Monday, 5 October 2009

A riot for the senses

When I was growing up, one of my favourite parts of the autumn was harvest festival. In terms of low-church Christianity, there's not really a lot of colour and celebration in the course of the year; no equivalent to Catholicism's embracing of Mardi Gras and many similar festivals – chances to let off steam with licence.

But harvest offered a riot of colour; even the hymns seemed more unapologetically joyous. With hindsight, it seems rather obvious that it was so enjoyable. Not just the colour and smells, but the sense of fecundity and sensuality. Indeed, it was really rather more pagan than evangelical Christianity with links to Puritanism.

And autumn seduces in a culinary sense too, with the chance to indulge in the sort of comfort food that, if you're worried about calories, is simply sinful.

Over the weekend, I placed an online order with a supermarket. I do it about every two or three months; stocking up on kitchen paper, loo roll, cat food and other store cupboard essentials. But since I had today to myself at home, it seemed appropriate to give myself a little treat. The first crumpets of the colder months.
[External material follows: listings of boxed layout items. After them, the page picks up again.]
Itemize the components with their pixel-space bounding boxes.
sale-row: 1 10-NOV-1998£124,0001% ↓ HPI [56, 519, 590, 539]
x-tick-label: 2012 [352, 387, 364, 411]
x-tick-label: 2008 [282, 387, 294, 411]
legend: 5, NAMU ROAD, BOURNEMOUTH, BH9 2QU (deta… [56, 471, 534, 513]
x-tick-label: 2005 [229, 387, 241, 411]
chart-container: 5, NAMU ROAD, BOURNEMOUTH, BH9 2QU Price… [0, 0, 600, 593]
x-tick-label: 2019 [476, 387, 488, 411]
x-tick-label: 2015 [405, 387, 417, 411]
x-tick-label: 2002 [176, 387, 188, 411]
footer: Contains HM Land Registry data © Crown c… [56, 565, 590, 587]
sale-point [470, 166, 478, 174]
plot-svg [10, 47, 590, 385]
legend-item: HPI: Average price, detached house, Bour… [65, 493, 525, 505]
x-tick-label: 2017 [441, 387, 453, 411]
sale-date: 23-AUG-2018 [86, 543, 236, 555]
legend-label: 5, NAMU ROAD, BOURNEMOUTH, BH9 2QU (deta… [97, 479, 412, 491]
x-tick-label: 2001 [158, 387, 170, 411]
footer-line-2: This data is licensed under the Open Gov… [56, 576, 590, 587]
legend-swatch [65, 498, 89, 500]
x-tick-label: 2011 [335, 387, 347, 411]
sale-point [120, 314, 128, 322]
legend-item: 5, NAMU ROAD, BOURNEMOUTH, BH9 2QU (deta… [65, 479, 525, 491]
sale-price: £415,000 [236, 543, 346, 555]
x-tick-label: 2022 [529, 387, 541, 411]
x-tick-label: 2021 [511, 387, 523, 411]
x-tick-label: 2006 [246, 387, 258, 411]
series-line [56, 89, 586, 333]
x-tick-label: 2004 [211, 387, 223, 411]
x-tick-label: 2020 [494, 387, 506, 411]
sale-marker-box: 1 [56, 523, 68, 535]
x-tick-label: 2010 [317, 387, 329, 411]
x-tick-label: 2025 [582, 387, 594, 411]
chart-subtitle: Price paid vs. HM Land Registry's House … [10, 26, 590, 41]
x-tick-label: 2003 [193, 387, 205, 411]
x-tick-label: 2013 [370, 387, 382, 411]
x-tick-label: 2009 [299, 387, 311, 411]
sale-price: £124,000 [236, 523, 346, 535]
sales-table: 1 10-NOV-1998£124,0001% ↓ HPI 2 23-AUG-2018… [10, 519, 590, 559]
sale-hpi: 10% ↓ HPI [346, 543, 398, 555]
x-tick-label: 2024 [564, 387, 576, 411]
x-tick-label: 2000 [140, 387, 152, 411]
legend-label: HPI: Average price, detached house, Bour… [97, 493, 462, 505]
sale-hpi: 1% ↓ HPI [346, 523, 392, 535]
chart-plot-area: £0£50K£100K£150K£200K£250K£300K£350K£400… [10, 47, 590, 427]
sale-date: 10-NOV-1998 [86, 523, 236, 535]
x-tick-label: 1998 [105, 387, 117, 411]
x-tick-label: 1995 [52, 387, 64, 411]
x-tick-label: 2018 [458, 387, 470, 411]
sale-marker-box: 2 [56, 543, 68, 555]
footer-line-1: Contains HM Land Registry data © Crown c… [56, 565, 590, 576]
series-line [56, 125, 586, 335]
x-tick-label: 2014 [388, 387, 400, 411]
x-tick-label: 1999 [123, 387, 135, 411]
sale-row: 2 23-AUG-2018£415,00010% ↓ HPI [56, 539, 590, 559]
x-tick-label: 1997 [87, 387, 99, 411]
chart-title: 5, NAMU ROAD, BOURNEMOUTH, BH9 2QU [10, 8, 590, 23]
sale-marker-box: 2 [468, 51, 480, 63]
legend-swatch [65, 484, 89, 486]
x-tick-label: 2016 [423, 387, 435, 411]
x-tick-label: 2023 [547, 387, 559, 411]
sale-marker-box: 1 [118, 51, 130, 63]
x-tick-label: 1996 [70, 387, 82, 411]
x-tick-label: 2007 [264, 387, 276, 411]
With plenty of butter to melt into the toasted dough.

Messy food to leave greasy fingers – and a very contented belly.

Almost as soon as all the bags were in the kitchen, Boudicca came sniffing around and instantly decided that I'd been a well-trained servant who had purchased just the right trays of meat for her: she then sat pertly by her meat bowl and waited for a fresh serving. She's also in the mood for comfort eating, it seems.

Bovril was also on the shopping list. A reminder of frozen afternoons beside a football pitch up in the Pennines. Comfort and nostalgia.

Not that autumn is all a million miles from health food. Broadway Market has now been with us in this part of Hackney for around five and half years. Until then, I don't think I'd realised just how many different apples there are in this country: and what I can buy on a Saturday now is only a tiny selection of all the types that are grown in the UK.

It takes time and a sort of mental training, too, to stop grimacing at fruit that isn't 'perfect': "perfect", that is, in the way that supermarkets demand – just so when it comes to shape and colour, with never a mark to be seen. You could be forgiven for not realising that apples do actually grow on trees and do actually fall down at this time of year, with the inevitable consequences.

Coincidentally, last week at the Labour Party conference, I overheard a group of small shopkeepers talking to Ed Milliband, the secretary of state for energy and climate change, about how the major supermarket chains are now opening small 'metro' shops all over the place. By opening small stores, it avoids some of the planning questions that larger stores would attract. And of course, it's impacting on independent – local businesses.

I've heard the argument, time and time again, that supermarkets bring choice that shoppers never previously had.

Well, for some things, yes: if you need two whole aisles of crisps, then they're brilliant. If you want out-of-season asparagus that's been flown from peru or watercress (for goodness sake!) that's been flown from the US, then they're brilliant. But if you want a variety of British apples to choose from, forget it. And I've yet to find a really decent wet fish counter in a supermarket, where they struggle to offer more than the most limited range of what Brits will eat.

I'm not opposed to supermarkets per se – as should be evident from my earlier comments about using them. But I do object to the rampant spread of them, at the expense of small, independent shops, with the boost that this gives to the homogenisation of our streets and towns as well as our diets.

On the subject of 'real food'. a new cookery tome arrived on my doorstep this morning: Hugh Fearnley-Whittingstall's River Cottage Everyday. I like what I've seen of his stuff in the Guardian magazine every Saturday, so took up that publication on a special offer to get the new book. It came signed – the first signed cookery volume on my shelves! But the reason was that it's apparently full of ideas for midweek – and that always stumps me. I want good food – but without hours of labour every evening after work.

I'm looking forward to curling up with a cup of tea (or Bovril) and seeing just what he suggests: that's a comfort occupation for the season.